It appears that Samsung is experiencing some setbacks in their plans to invest up to $10.8 billion in the pursuit of their Quantum Dot OLED displays.Reported online at www.OLED-info.com which quoted sources from China, it would seem that Samsung Display’s recently announced plans to invest over $10.8 billion dollars in new facilities for the development and production of Quantum Dot Organic Light Emitting Diode (QD-OLED) based display panels have hit a bump in the road.
Apparently, plans to begin mass production of QD-OLED panels in Q1 of 2021 are now being reassessed as the investment programme is delayed.
The halt in the schedule has been put down to expected changes in Samsung personnel in key areas that affect the execution of the investment programme. It is anticipated that the company will make those new appointments after the completion of the upcoming CES 2020 show. Once that is out of the way the people and organisational structures that are responsible for the ordering of new equipment to get the investment programme underway will be put in place. Sources say that Samsung is a cautious investor and this could be why it wants to make sure everything is ready before it pulls the trigger.
When the initial announcement of the investment plans was made with South Korean President Moon Jae-in in attendance, it had been expected that it would effectively herald the start of Samsung’s move to QD-OLED - its next display technology in its roadmap which ultimately leads to consumer based micro LED TVs - by the end of 2019.

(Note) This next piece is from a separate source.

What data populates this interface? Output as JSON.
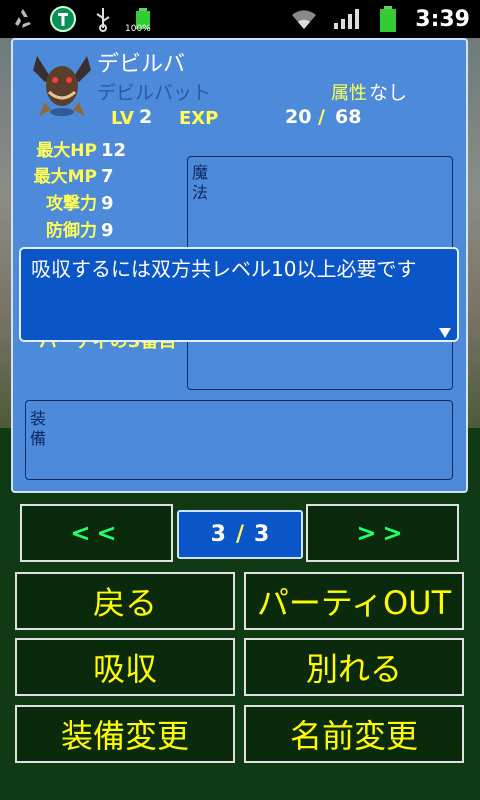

The investment would be the first part of a lengthy 6 year process starting in 2019 and finishing in 2025 that would eventually see the construction of a QD-OLED fab plus the initial conversion of existing LCD production lines in SDC's L8 fab in Tangjong, Korea to QD-OLED production. That time frame has now obviously been put back by at least 3 months now.
Samsung has closed (partially or completely) some of its 8-Gen LCD production lines and sold off others and, once it has converted the remainder to QD-OLED production, the net result will see monthly yields drop from 360,000 monthly LCD substrates to around 100,000 monthly QD-LED substrates. Tangjong alone will see substrate production fall from 125,000 LCD to 30, 000 QD-OLED substrates once conversion has taken place.
QD-OLED offers several advantages over both previous LCD panels and rival LG’s OLED panels in terms of creating a cost-effective self-emitting panel. Industry experts reckon that Samsung’s approach of using three sub pixels and only two emitting layers compared to LG Display’s WRGB (four subpixels + colour filters) system which uses four emitting layers will result in a smaller stack of only 13 layers for Samsung. Compared to LGD’s 22 layers this will mean fewer deposition stages, improved yields and lower material costs, possibly taking the per metre cost down from $95 for WOLED to $26 for QD-OLED.
Samsung admits it has some technical challenges to overcome including the sourcing of efficient blue OLED emitters and a good quantum-dot colour converter (QDCC). Light management in this architecture is also a serious challenge.
The good news is that researchers now have at least 3 more months to address these issues thanks to the delay and recent improvements in the production techniques used to create self-emissive Quantum Dots due will no doubt play a part in the process of getting QD-OLED panels mass-produced and into consumer’s homes.